Texto: Sergio Fernández Tolosa / Fotos: Jordi Santacana & PSR16

¿Qué ocurre cuando te proponen una aventura a cinco días vista como la Pyrenees Stage Run, para la que sabes con absoluta certeza que no estás preparado? La primera reacción, la más natural, es la de miedo. Miedo a fracasar, a equivocarte. A tropezar con un muro demasiado alto para ser saltado de un solo brinco. Una pared demasiado firme como para derruirla de un solo golpe. Pero si algo hemos aprendido en nuestros viajes a pie y en bicicleta por desiertos y montañas, es que el agua es infinitamente más dura que la roca. Sólo se trata de convertirse en gota. Y ser paciente, muy paciente.

CITA A CIEGAS

Así nos embarcamos en la PSR2016, sin pensarlo demasiado y con una cinta sobre los ojos. Porque esto es una cita a ciegas en toda regla. Pol, mi nuevo compañero de aventuras, es un JASP –Joven Aunque Sobradamente Preparado– lleno de ilusión, energía, sueños y, por supuesto, experiencia. No nos conocemos absolutamente de nada, pero después de hablar por teléfono unos minutos, ambos comprendemos que el reto consiste en disfrutar de principio a fin. Y a eso nos disponemos.

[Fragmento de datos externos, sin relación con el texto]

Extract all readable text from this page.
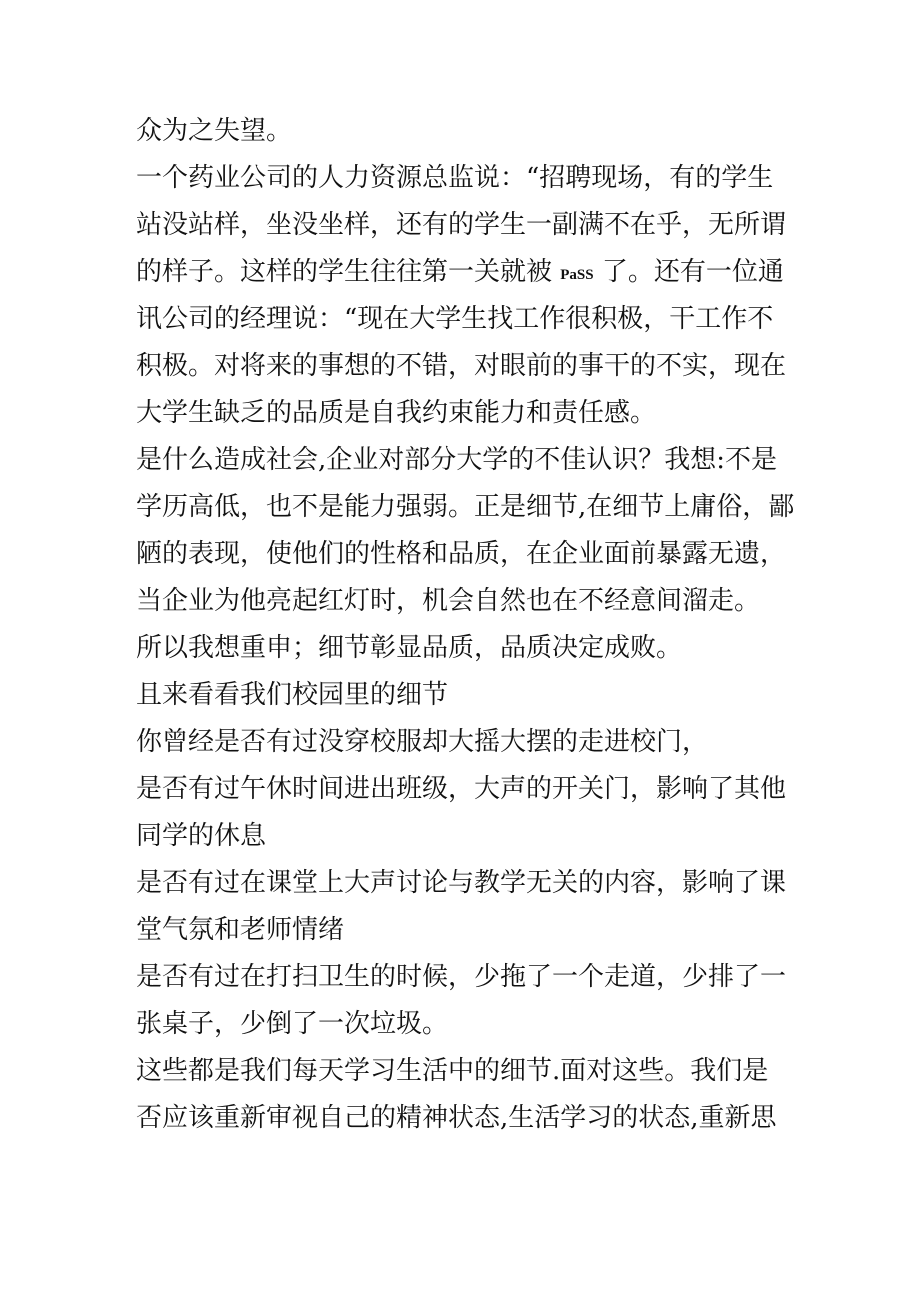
众为之失望。
一个药业公司的人力资源总监说：“招聘现场，有的学生
站没站样，坐没坐样，还有的学生一副满不在乎，无所谓
的样子。这样的学生往往第一关就被 PaSS 了。还有一位通
讯公司的经理说：“现在大学生找工作很积极，干工作不
积极。对将来的事想的不错，对眼前的事干的不实，现在
大学生缺乏的品质是自我约束能力和责任感。
是什么造成社会,企业对部分大学的不佳认识？我想:不是
学历高低，也不是能力强弱。正是细节,在细节上庸俗，鄙
陋的表现，使他们的性格和品质，在企业面前暴露无遗，
当企业为他亮起红灯时，机会自然也在不经意间溜走。
所以我想重申；细节彰显品质，品质决定成败。
且来看看我们校园里的细节
你曾经是否有过没穿校服却大摇大摆的走进校门，
是否有过午休时间进出班级，大声的开关门，影响了其他
同学的休息
是否有过在课堂上大声讨论与教学无关的内容，影响了课
堂气氛和老师情绪
是否有过在打扫卫生的时候，少拖了一个走道，少排了一
张桌子，少倒了一次垃圾。
这些都是我们每天学习生活中的细节.面对这些。我们是
否应该重新审视自己的精神状态,生活学习的状态,重新思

LA PYRENEES STAGE RUN ES UN SUEÑO HECHO REALIDAD PARA LOS AFICIONADOS A TROTAR LIGEROS DE UN VALLE A OTRO, DISFRUTANDO DEL PAISAJE Y DE UNA ORGANIZACIÓN QUE VELA DÍA Y NOCHE POR LA FELICIDAD DE TODOS LOS PARTICIPANTES.

RECORRIDO

250 km

Itinerario lineal a través del Pirineo, entre Ribes de Freser y el Val d'Aran. Toma como base el trazado del GR-11, pero con leves modificaciones. Predominan las sendas y el terreno de media y alta montaña.

DESNIVEL

15.000 m+

Perfil exigente, pero muy equilibrado, con una media de 2.000 m+ diarios. Atención al correspondiente descenso acumulado, que puede ser igual o incluso más castigador que los ascensos.

DIFICULTAD

4/5

Trazado montañoso, pero no excesivamente técnico. Al alcance de parejas de corredores o montañeros en buena forma capaces de recuperar entre etapas y que sepan dosificar las fuerzas y correr en equipo.

ATRACTIVOS

☆ ☆ ☆

La ruta visita cuatro parques naturales y un parque nacional del Pirineo oriental, invitando a correr y caminar a través de bosques, parajes de alta montaña, panorámicas cumbres, zonas lacustres, etc.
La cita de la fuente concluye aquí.